The flood flow characteristics are characteristics capable of reflecting flood attacks, the slow attack characteristics are characteristics capable of reflecting slow attacks, and the application layer attack characteristics are characteristics capable of reflecting application layer distributed denial of service attacks.
In the embodiment of the invention, the application layer attack characteristics comprise: the file creation operation number characteristic num _ file _ creates. In another embodiment of the present invention, the application layer attack features further include a combination of at least one or more of the following: whether the visitor logs in the feature is _ guest _ login, the times of access to sensitive files and directories feature hot, the times of login failure feature num _ failed _ login, and whether login is successful feature logged _ in.
The detection module 702 is configured to input the feature information of the to-be-detected data into a pre-constructed distributed denial-of-service detection model, and obtain a detection result of whether the to-be-detected data includes a distributed denial-of-service.

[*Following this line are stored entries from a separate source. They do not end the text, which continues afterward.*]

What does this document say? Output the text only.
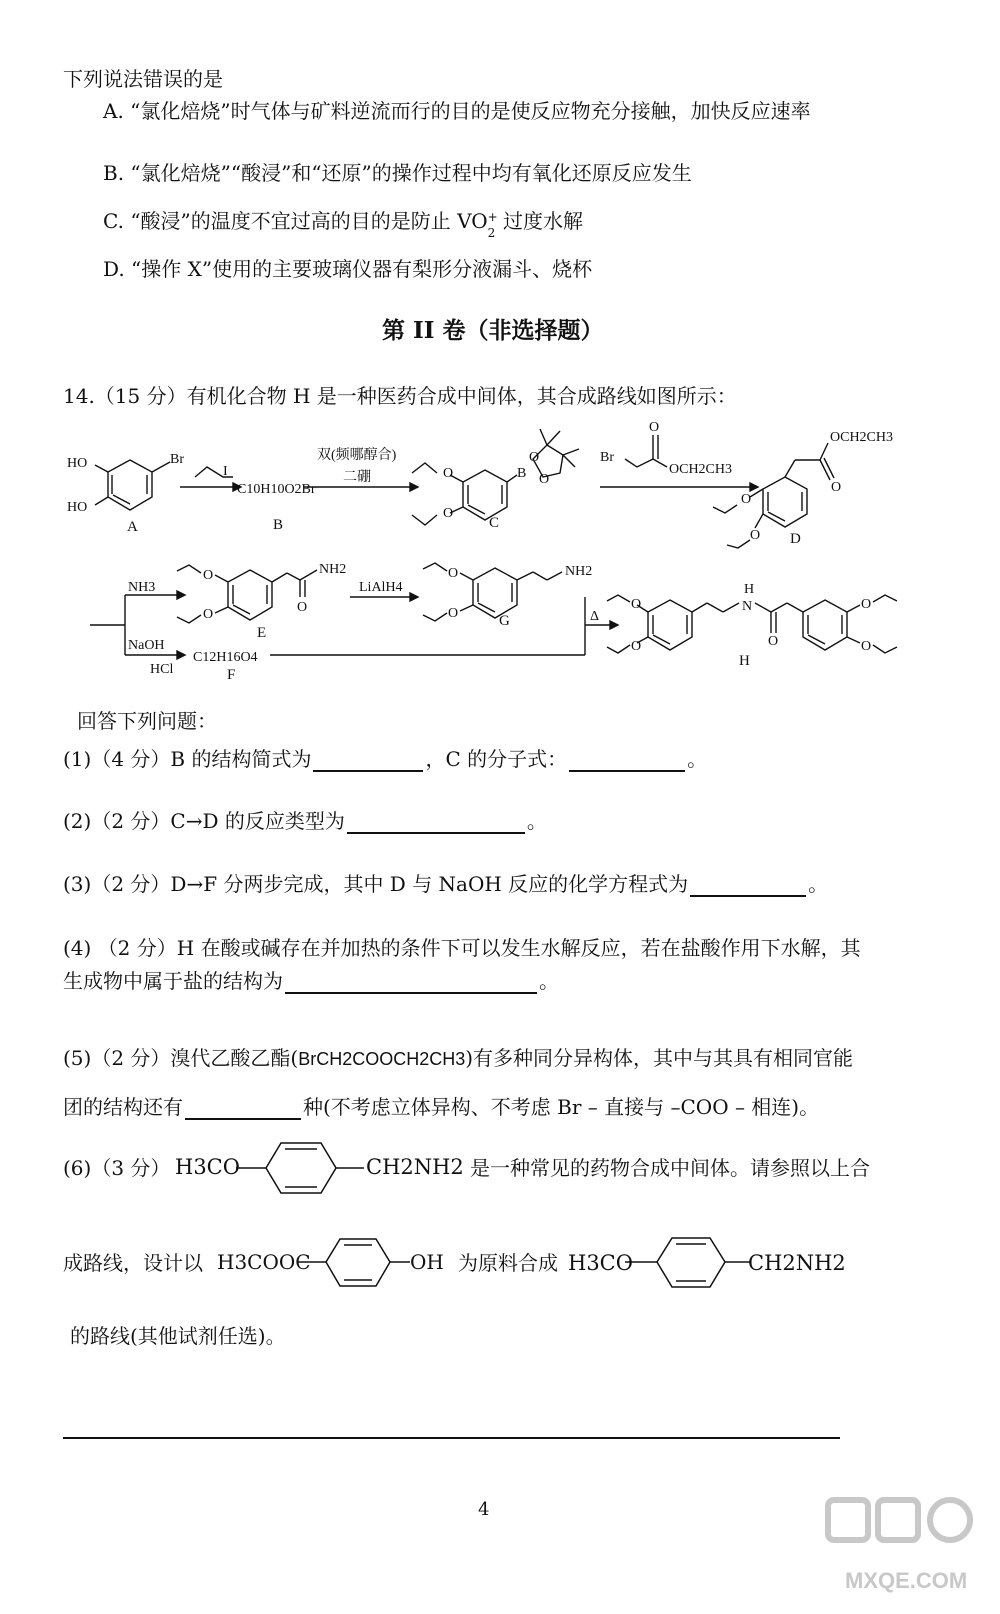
下列说法错误的是
A. “氯化焙烧”时气体与矿料逆流而行的目的是使反应物充分接触，加快反应速率
B. “氯化焙烧”“酸浸”和“还原”的操作过程中均有氧化还原反应发生
C. “酸浸”的温度不宜过高的目的是防止 VO +
2 过度水解
D. “操作 X”使用的主要玻璃仪器有梨形分液漏斗、烧杯
第 II 卷（非选择题）
14.（15 分）有机化合物 H 是一种医药合成中间体，其合成路线如图所示：
HO
HO
Br
A
I
C10H10O2Br
B
双(频哪醇合)
二硼	O
O
B
O
O
C
Br
O
OCH2CH3
OCH2CH3
O
O
O D
NH3
NaOH
HCl
O
O
NH2
O
E
LiAlH4
O
O
NH2
G
C12H16O4
F
Δ
O
O
H
N
O
O
O
H
回答下列问题：
(1)（4 分）B 的结构简式为	，C 的分子式：	。
(2)（2 分）C→D 的反应类型为	。
(3)（2 分）D→F 分两步完成，其中 D 与 NaOH 反应的化学方程式为	。
(4) （2 分）H 在酸或碱存在并加热的条件下可以发生水解反应，若在盐酸作用下水解，其
生成物中属于盐的结构为	。
(5)（2 分）溴代乙酸乙酯(BrCH2COOCH2CH3)有多种同分异构体，其中与其具有相同官能
团的结构还有	种(不考虑立体异构、不考虑 Br – 直接与 –COO – 相连)。
(6)（3 分） H3CO	CH2NH2 是一种常见的药物合成中间体。请参照以上合
成路线，设计以 H3COOC	OH 为原料合成 H3CO	CH2NH2
的路线(其他试剂任选)。
4
MXQE.COM
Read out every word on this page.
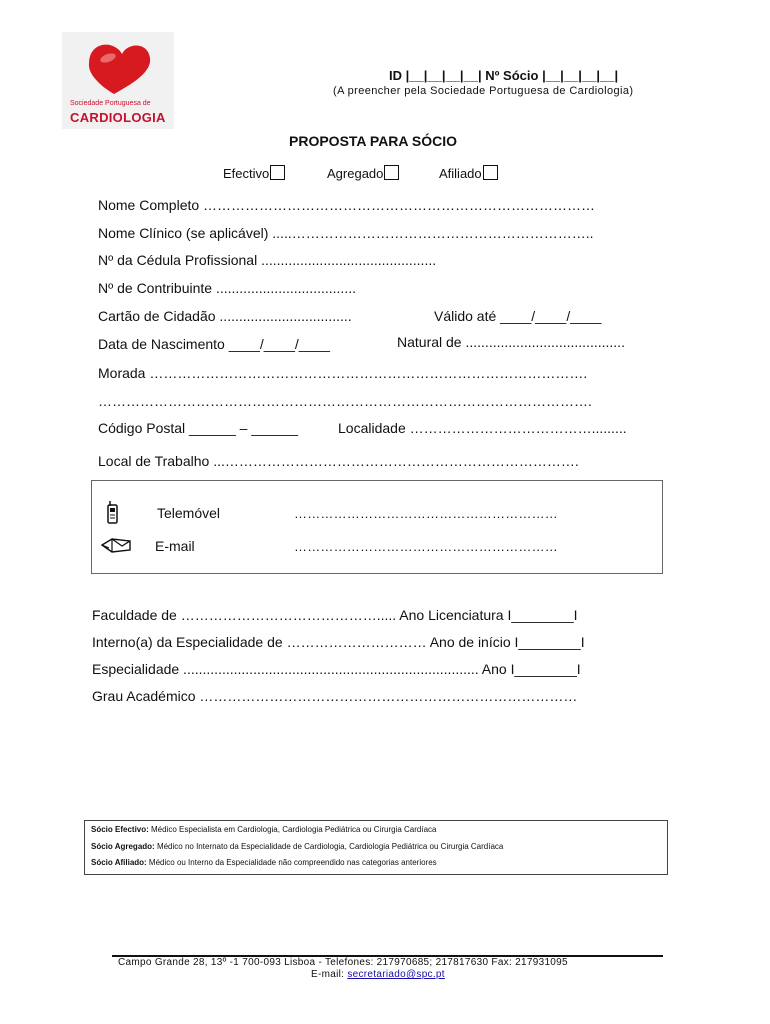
Sociedade Portuguesa de
CARDIOLOGIA
ID |__|__|__|__| Nº Sócio |__|__|__|__|
(A preencher pela Sociedade Portuguesa de Cardiologia)
PROPOSTA PARA SÓCIO
Efectivo	Agregado	Afiliado
Nome Completo …………………………………………………………………………
Nome Clínico (se aplicável) .....………………………………………………………..
Nº da Cédula Profissional .............................................
Nº de Contribuinte ....................................
Cartão de Cidadão ..................................	Válido até ____/____/____
Data de Nascimento ____/____/____	Natural de .........................................
Morada ………………………………………………………………………………….
…………………………………………………………………………………………….
Código Postal ______ – ______	Localidade ………………………………….........
Local de Trabalho ...………………………………………………………………….
Telemóvel	……………………………………………………
E-mail	……………………………………………………
Faculdade de ……………………………………..... Ano Licenciatura I________I
Interno(a) da Especialidade de ………………………… Ano de início I________I
Especialidade ............................................................................ Ano I________I
Grau Académico ………………………………………………………………………
Sócio Efectivo: Médico Especialista em Cardiologia, Cardiologia Pediátrica ou Cirurgia Cardíaca
Sócio Agregado: Médico no Internato da Especialidade de Cardiologia, Cardiologia Pediátrica ou Cirurgia Cardíaca
Sócio Afiliado: Médico ou Interno da Especialidade não compreendido nas categorias anteriores
Campo Grande 28, 13º -1 700-093 Lisboa - Telefones: 217970685; 217817630 Fax: 217931095
E-mail: secretariado@spc.pt
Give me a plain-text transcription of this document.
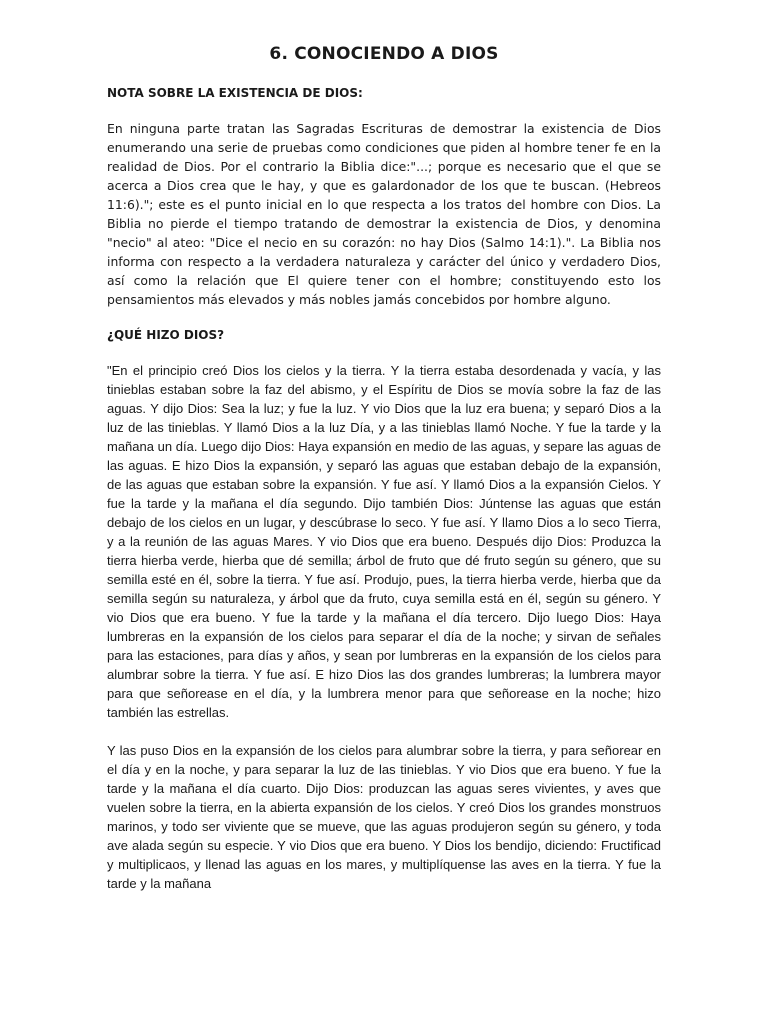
6. CONOCIENDO A DIOS
NOTA SOBRE LA EXISTENCIA DE DIOS:

En ninguna parte tratan las Sagradas Escrituras de demostrar la existencia de Dios enumerando una serie de pruebas como condiciones que piden al hombre tener fe en la realidad de Dios. Por el contrario la Biblia dice:"...; porque es necesario que el que se acerca a Dios crea que le hay, y que es galardonador de los que te buscan. (Hebreos 11:6)."; este es el punto inicial en lo que respecta a los tratos del hombre con Dios. La Biblia no pierde el tiempo tratando de demostrar la existencia de Dios, y denomina "necio" al ateo: "Dice el necio en su corazón: no hay Dios (Salmo 14:1).". La Biblia nos informa con respecto a la verdadera naturaleza y carácter del único y verdadero Dios, así como la relación que El quiere tener con el hombre; constituyendo esto los pensamientos más elevados y más nobles jamás concebidos por hombre alguno.

¿QUÉ HIZO DIOS?

"En el principio creó Dios los cielos y la tierra. Y la tierra estaba desordenada y vacía, y las tinieblas estaban sobre la faz del abismo, y el Espíritu de Dios se movía sobre la faz de las aguas. Y dijo Dios: Sea la luz; y fue la luz. Y vio Dios que la luz era buena; y separó Dios a la luz de las tinieblas. Y llamó Dios a la luz Día, y a las tinieblas llamó Noche. Y fue la tarde y la mañana un día. Luego dijo Dios: Haya expansión en medio de las aguas, y separe las aguas de las aguas. E hizo Dios la expansión, y separó las aguas que estaban debajo de la expansión, de las aguas que estaban sobre la expansión. Y fue así. Y llamó Dios a la expansión Cielos. Y fue la tarde y la mañana el día segundo. Dijo también Dios: Júntense las aguas que están debajo de los cielos en un lugar, y descúbrase lo seco. Y fue así. Y llamo Dios a lo seco Tierra, y a la reunión de las aguas Mares. Y vio Dios que era bueno. Después dijo Dios: Produzca la tierra hierba verde, hierba que dé semilla; árbol de fruto que dé fruto según su género, que su semilla esté en él, sobre la tierra. Y fue así. Produjo, pues, la tierra hierba verde, hierba que da semilla según su naturaleza, y árbol que da fruto, cuya semilla está en él, según su género. Y vio Dios que era bueno. Y fue la tarde y la mañana el día tercero. Dijo luego Dios: Haya lumbreras en la expansión de los cielos para separar el día de la noche; y sirvan de señales para las estaciones, para días y años, y sean por lumbreras en la expansión de los cielos para alumbrar sobre la tierra. Y fue así. E hizo Dios las dos grandes lumbreras; la lumbrera mayor para que señorease en el día, y la lumbrera menor para que señorease en la noche; hizo también las estrellas.

Y las puso Dios en la expansión de los cielos para alumbrar sobre la tierra, y para señorear en el día y en la noche, y para separar la luz de las tinieblas. Y vio Dios que era bueno. Y fue la tarde y la mañana el día cuarto. Dijo Dios: produzcan las aguas seres vivientes, y aves que vuelen sobre la tierra, en la abierta expansión de los cielos. Y creó Dios los grandes monstruos marinos, y todo ser viviente que se mueve, que las aguas produjeron según su género, y toda ave alada según su especie. Y vio Dios que era bueno. Y Dios los bendijo, diciendo: Fructificad y multiplicaos, y llenad las aguas en los mares, y multiplíquense las aves en la tierra. Y fue la tarde y la mañana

The distributed denial of service detection model is obtained by training according to known distributed denial of service attack data which comprises a flood flow characteristic, a slow attack characteristic and an application layer attack characteristic.
In the embodiment of the present invention, the application layer attack features of the known distributed denial of service attack data include: the file creation operation number characteristic num _ file _ creates. In another embodiment of the present invention, the application layer attack features of the known distributed denial of service attack data further include at least one or more of the following combinations: whether the visitor logs in the feature is _ guest _ login, the times of access to sensitive files and directories feature hot, the times of login failure feature num _ failed _ login, and whether login is successful feature logged _ in.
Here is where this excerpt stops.